Personal information
- Date of birth: 24 February 1998 (age 28)
- Place of birth: Bielefeld, Germany
- Height: 1.94 m (6 ft 4 in)
- Position: Goalkeeper

Team information
- Current team: Shkëndija
- Number: 24

Youth career
- 2007–2017: Arminia Bielefeld

Senior career*
- Years: Team / Apps / (Gls)
- 2015–2017: Arminia Bielefeld II / 19 / (0)
- 2016–2019: Arminia Bielefeld / 0 / (0)
- 2019–2020: Wattenscheid 09 / 8 / (0)
- 2020: VfB Stuttgart II / 0 / (0)
- 2020–2022: FC Rot-Weiß Koblenz / 65 / (0)
- 2022–2023: SV Rödinghausen / 0 / (0)
- 2023–2024: Lokomotiv Sofia / 16 / (0)
- 2025: Voska Sport / 10 / (0)
- 2025–: Shkëndija / 26 / (0)

International career^{‡}
- 2020–: Gambia / 27 / (0)

= Baboucarr Gaye =

Gambian footballer

Baboucarr Gaye (born 24 February 1998) is a professional footballer who plays as a goalkeeper for Macedonian First Football League club Shkëndija. Born in Germany, he plays for the Gambia national team.

==Club career==
Having spent his youth career with Arminia Bielefeld, it was announced that Gaye would leave the club on 30 June 2019, having never appeared for the first team. On 21 July 2019, he subsequently joined SG Wattenscheid 09. After just nine games, Gaye was forced to find another new club after Wattenscheid filed for bankruptcy in mid-October 2019, forfeiting the rest of their season. In January 2020, the young goalkeeper joined VfB Stuttgart II.

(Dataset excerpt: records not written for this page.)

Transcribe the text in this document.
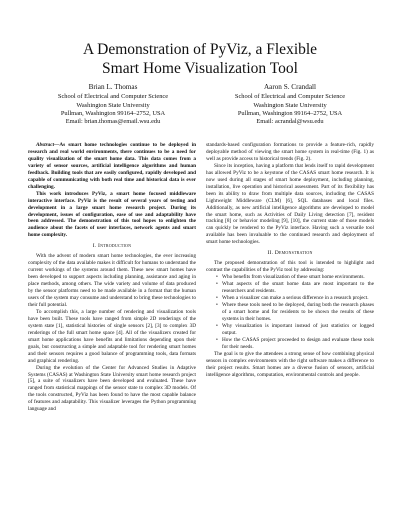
A Demonstration of PyViz, a Flexible
Smart Home Visualization Tool
Brian L. Thomas
School of Electrical and Computer Science
Washington State University
Pullman, Washington 99164–2752, USA
Email: brian.thomas@email.wsu.edu
Aaron S. Crandall
School of Electrical and Computer Science
Washington State University
Pullman, Washington 99164–2752, USA
Email: acrandal@wsu.edu

Abstract—As smart home technologies continue to be deployed in research and real world environments, there continues to be a need for quality visualization of the smart home data. This data comes from a variety of sensor sources, artificial intelligence algorithms and human feedback. Building tools that are easily configured, rapidly developed and capable of communicating with both real time and historical data is ever challenging.

This work introduces PyViz, a smart home focused middleware interactive interface. PyViz is the result of several years of testing and development in a large smart home research project. During its development, issues of configuration, ease of use and adaptability have been addressed. The demonstration of this tool hopes to enlighten the audience about the facets of user interfaces, network agents and smart home complexity.

I. Introduction

With the advent of modern smart home technologies, the ever increasing complexity of the data available makes it difficult for humans to understand the current workings of the systems around them. These new smart homes have been developed to support aspects including planning, assistance and aging in place methods, among others. The wide variety and volume of data produced by the sensor platforms need to be made available in a format that the human users of the system may consume and understand to bring these technologies to their full potential.

To accomplish this, a large number of rendering and visualization tools have been built. These tools have ranged from simple 2D renderings of the system state [1], statistical histories of single sensors [2], [3] to complex 3D renderings of the full smart home space [4]. All of the visualizers created for smart home applications have benefits and limitations depending upon their goals, but constructing a simple and adaptable tool for rendering smart homes and their sensors requires a good balance of programming tools, data formats and graphical rendering.

During the evolution of the Center for Advanced Studies in Adaptive Systems (CASAS) at Washington State University smart home research project [5], a suite of visualizers have been developed and evaluated. These have ranged from statistical mappings of the sensor state to complex 3D models. Of the tools constructed, PyViz has been found to have the most capable balance of features and adaptability. This visualizer leverages the Python programming language and

standards-based configuration formations to provide a feature-rich, rapidly deployable method of viewing the smart home system in real-time (Fig. 1) as well as provide access to historical trends (Fig. 2).

Since its inception, having a platform that lends itself to rapid development has allowed PyViz to be a keystone of the CASAS smart home research. It is now used during all stages of smart home deployment, including planning, installation, live operation and historical assessment. Part of its flexibility has been its ability to draw from multiple data sources, including the CASAS Lightweight Middleware (CLM) [6], SQL databases and local files. Additionally, as new artificial intelligence algorithms are developed to model the smart home, such as Activities of Daily Living detection [7], resident tracking [8] or behavior modeling [9], [10], the current state of those models can quickly be rendered to the PyViz interface. Having such a versatile tool available has been invaluable to the continued research and deployment of smart home technologies.

II. Demonstration

The proposed demonstration of this tool is intended to highlight and contrast the capabilities of the PyViz tool by addressing:

• Who benefits from visualization of these smart home environments.
• What aspects of the smart home data are most important to the researchers and residents.
• When a visualizer can make a serious difference in a research project.
• Where these tools need to be deployed, during both the research phases of a smart home and for residents to be shown the results of these systems in their homes.
• Why visualization is important instead of just statistics or logged output.
• How the CASAS project proceeded to design and evaluate these tools for their needs.

The goal is to give the attendees a strong sense of how combining physical sensors in complex environments with the right software makes a difference to their project results. Smart homes are a diverse fusion of sensors, artificial intelligence algorithms, computation, environmental controls and people.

In July 2020, Gaye moved to TuS Rot-Weiß Koblenz. In January 2023, he signed a one-and-a-half-year contract with Bulgarian club Lokomotiv Sofia.

==International career==
Gaye debuted with the Gambia national team in a friendly 1–0 win over Congo on 9 October 2020.

He played in the 2021 Africa cup of Nations, his national team's first continental tournament, where they made a sensational quarter-final. Gaye was also included in the country's squad for the 2023 Africa Cup of Nations.